A similarity transformation is used to reduce the governing partial differential equations to a set of nonlinear ordinary differential equations which are then solved numerically using Keller‐box method.
The solution is unique for stretching case; however, multiple (dual) solutions exist for small values of magnetic field parameter for shrinking case. The streamlines are non‐aligned and a reverse flow is formed near the surface due to shrinking effect.
The flow due to a stretching or shrinking sheet is relevant to several practical applications in the field of metallurgy, chemical engineering, etc. For example, in manufacturing industry, polymer sheets and filaments are manufactured by continuous extrusion of the polymer from a die to a windup roller, which is located at a finite distance away. In these cases, the properties of the final product depend to a great extent on the rate of cooling which is governed by the structure of the boundary layer near the stretching surface.

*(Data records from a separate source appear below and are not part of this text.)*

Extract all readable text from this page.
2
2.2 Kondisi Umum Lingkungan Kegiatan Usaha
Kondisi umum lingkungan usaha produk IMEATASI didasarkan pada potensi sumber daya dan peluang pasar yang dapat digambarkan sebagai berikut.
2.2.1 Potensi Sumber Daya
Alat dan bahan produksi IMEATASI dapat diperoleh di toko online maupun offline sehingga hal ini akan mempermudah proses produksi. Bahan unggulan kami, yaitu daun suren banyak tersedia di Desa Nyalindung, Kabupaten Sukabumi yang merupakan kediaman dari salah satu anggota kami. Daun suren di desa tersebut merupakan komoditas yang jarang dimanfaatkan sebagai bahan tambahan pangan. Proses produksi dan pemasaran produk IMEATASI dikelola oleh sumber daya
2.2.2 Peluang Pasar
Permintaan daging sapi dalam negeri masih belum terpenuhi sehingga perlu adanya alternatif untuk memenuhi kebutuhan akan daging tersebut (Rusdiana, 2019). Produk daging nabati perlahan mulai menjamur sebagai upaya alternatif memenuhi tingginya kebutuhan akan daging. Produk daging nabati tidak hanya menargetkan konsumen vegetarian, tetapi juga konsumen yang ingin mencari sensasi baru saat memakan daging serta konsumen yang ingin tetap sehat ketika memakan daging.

The present results are original and new for the MHD flow near the stagnation‐point on a shrinking sheet. For shrinking case, the velocity on the boundary is towards a fixed point which would cause a velocity away from the sheet. Therefore, this paper is important for scientists and engineers in order to become familiar with the flow behaviour and properties of such MHD flow and the way to predict the properties of this flow for the process equipments.